Argument warning of overreach: Declaring positive rights that cash-strapped municipalities cannot fund risks creating unenforceable promises, straining the separation of powers and the courts’ credibility when the right goes unmet.
Balanced verdict: Both concerns are legitimate. The right is morally and constitutionally sound, but a right without delivery breeds cynicism. The remedy is not judicial timidity but matching the pronouncement with municipal finance, design standards and accountability, so the right becomes pavement, not just precedent.
How to Think About This (Transferable Skill)
Technique: ask who must act and whether they can. For any newly declared positive right, identify the duty bearer and test its capacity and funding. A right’s reality lies not in the judgment but in the institution bound to deliver it. Mapping rights onto capable, financed institutions separates enforceable guarantees from aspirational declarations.
Diagram-in-Words
Maneka Gandhi -> Article 21 expanded (dignity, health, environment) -> footpath judgment -> safe walking = fundamental right -> pedestrians first claim over vehicles -> duty bearers: municipalities/panchayats -> BUT under-funded ULBs -> needs finance + standards + accountability -> right becomes pavement
The Way Forward
- Fund the duty bearers. Provide dedicated municipal finance and grants tied to pedestrian-infrastructure delivery.
- Set design standards and targets. Mandate footpath-coverage and accessibility norms with measurable, time-bound goals.
- Empower urban local bodies. Implement the 74th Amendment fully so ULBs have the powers, funds and functionaries to act.
- Build accountability. Create grievance and audit mechanisms so citizens can enforce the right against negligent authorities.
The Takeaway Box
Mains angle: The footpath judgment extends Article 21 into urban public space and imposes positive State duties, but its meaning depends on municipal finance, capacity and accountability.
Lift line: “The Court has redrawn the boundary of Article 21 to include the citizen’s claim on the city.”
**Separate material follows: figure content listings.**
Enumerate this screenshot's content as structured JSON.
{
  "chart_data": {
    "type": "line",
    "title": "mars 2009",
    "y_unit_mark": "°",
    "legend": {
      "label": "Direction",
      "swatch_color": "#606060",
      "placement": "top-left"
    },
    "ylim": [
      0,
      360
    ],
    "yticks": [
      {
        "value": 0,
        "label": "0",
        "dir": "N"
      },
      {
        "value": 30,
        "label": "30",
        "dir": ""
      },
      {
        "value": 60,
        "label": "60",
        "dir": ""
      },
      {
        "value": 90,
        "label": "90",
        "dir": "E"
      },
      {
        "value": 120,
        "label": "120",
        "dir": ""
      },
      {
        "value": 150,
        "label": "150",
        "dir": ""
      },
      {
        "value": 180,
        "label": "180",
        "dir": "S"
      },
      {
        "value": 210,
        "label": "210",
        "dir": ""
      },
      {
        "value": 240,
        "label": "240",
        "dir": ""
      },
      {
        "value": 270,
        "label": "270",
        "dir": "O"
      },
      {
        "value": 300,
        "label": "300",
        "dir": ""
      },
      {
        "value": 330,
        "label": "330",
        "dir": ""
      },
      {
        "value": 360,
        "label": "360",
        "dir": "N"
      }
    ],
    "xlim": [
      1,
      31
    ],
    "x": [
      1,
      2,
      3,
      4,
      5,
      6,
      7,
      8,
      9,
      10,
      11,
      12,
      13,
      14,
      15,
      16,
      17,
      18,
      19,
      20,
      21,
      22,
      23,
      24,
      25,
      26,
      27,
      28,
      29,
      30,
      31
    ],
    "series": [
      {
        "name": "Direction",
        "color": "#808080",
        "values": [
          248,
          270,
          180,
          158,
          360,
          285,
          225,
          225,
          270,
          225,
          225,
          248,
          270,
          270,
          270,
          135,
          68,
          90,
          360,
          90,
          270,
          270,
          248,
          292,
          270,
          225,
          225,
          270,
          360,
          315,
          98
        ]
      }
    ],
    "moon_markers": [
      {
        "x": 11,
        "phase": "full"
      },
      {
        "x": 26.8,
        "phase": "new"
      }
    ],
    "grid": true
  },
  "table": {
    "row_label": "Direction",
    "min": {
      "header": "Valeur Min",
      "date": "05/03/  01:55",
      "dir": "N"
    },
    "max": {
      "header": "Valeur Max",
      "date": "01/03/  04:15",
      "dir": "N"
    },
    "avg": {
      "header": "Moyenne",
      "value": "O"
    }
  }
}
Prelims hooks: Article 21; Article 19(1)(d); footpath judgment 2026 (Justices Narasimha and Chandurkar); 74th Amendment; Motor Vehicles Act, 1988; right to the city.
Ethics/Interview angle: A right that depends entirely on a cash-strapped municipality tests whether it is a guarantee or an aspiration; the duty of the State to the most vulnerable road users.
PYQ linkage: UPSC has asked on the expansive interpretation of Article 21 and judicial activism versus overreach; this connects both to urban public space.
Connects-to: Judicial activism and PIL, urban governance and the 74th Amendment, directive principles, accessibility and disability rights, road safety.